Sochi: The initial strategy has backfired and it's time for Viswanathan Anand to reconcile and come out with fresh ideas to recover the lost ground in the World Chess Championship match against holder Magnus Carlsen on Tuesday.
On what turned out to be a pretty bad day in office, five-time world champion Anand went down rather tamely in the second game yesterday and now trails 0.5-1.5 in the 12-game match.
Anand's body language also suggested that the king is currently down especially in the light of the fact that the opening had gone quite well for the Indian ace in both the games.
However, as was the case in the last world championship match, Carlsen tuned the position of both games to his liking after some time and while Anand salvaged a half point in the first game, in the second he never got a chance.

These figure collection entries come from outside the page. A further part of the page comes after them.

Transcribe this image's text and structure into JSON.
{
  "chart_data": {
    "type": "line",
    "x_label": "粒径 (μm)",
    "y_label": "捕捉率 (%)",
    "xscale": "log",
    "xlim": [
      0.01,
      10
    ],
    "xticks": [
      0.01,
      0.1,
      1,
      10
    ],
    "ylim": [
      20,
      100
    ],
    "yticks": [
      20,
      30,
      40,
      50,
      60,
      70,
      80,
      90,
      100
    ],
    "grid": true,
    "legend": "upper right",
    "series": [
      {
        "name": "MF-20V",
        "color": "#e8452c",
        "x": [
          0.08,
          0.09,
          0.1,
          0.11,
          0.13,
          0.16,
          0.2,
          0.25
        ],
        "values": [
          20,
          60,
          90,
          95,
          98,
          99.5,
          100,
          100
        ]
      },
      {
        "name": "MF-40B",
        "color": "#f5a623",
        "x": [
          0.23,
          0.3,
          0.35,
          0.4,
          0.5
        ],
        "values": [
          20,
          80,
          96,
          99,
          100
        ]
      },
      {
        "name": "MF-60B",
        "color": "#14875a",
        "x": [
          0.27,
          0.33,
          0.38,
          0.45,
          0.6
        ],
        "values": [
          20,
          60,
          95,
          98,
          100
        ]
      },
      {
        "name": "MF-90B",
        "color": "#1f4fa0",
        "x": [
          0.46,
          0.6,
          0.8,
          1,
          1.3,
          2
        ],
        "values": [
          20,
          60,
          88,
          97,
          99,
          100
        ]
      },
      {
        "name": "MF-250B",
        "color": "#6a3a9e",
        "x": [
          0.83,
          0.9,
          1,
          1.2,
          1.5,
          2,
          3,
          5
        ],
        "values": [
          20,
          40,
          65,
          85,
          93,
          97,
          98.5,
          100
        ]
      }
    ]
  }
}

Anand looked more tentative than Carlsen and it was hesitation that cost him dearly in the second game.
"I didn't quite look at it that way, in terms of the hour, I kept hesitating between the queen and Bishop move. Even then it's not catastrophic there are many moments after that but may be the slip up had started already," Anand mentioned candidly in the post-game conference when asked about a possible slip-up in the third hour.
To his credit, Carlsen was at his best and did what he has mastered against top class opponents. An innocuous opening reached a level middle game and then the complexities stared to burden Anand to the extent that he fumbled and produced a rare blunder. This was clearly caused by sustained pressure by the Norwegian.
While giving his thought on the game Carlsen did not mince words on his choice.
"We have an equal but playable position, that's ok by me," he said.
"There was not too much going on to be honest, I thought I might have a slight initiative when I got my rook life I was feeling more optimistic, if black has to go for the set-up (in the game) then it's clear that something has gone pretty seriously wrong," Carlsen said when asked about his opinion.
On his general strategy also Carlsen was forthcoming.
"I just tried to put him under pressure, I don't know if I played the most accurate way, I think he could certainly have defended better, you cannot win in chess without mistakes, you got to play well to induce those," he said.
In the last world championship match, Anand had drawn four before losing the fifth game. The speed king of chess will have to not only stop further damage but also seek a quick cruise control to stage a comeback in the match. In the third game tomorrow Anand will play with white pieces.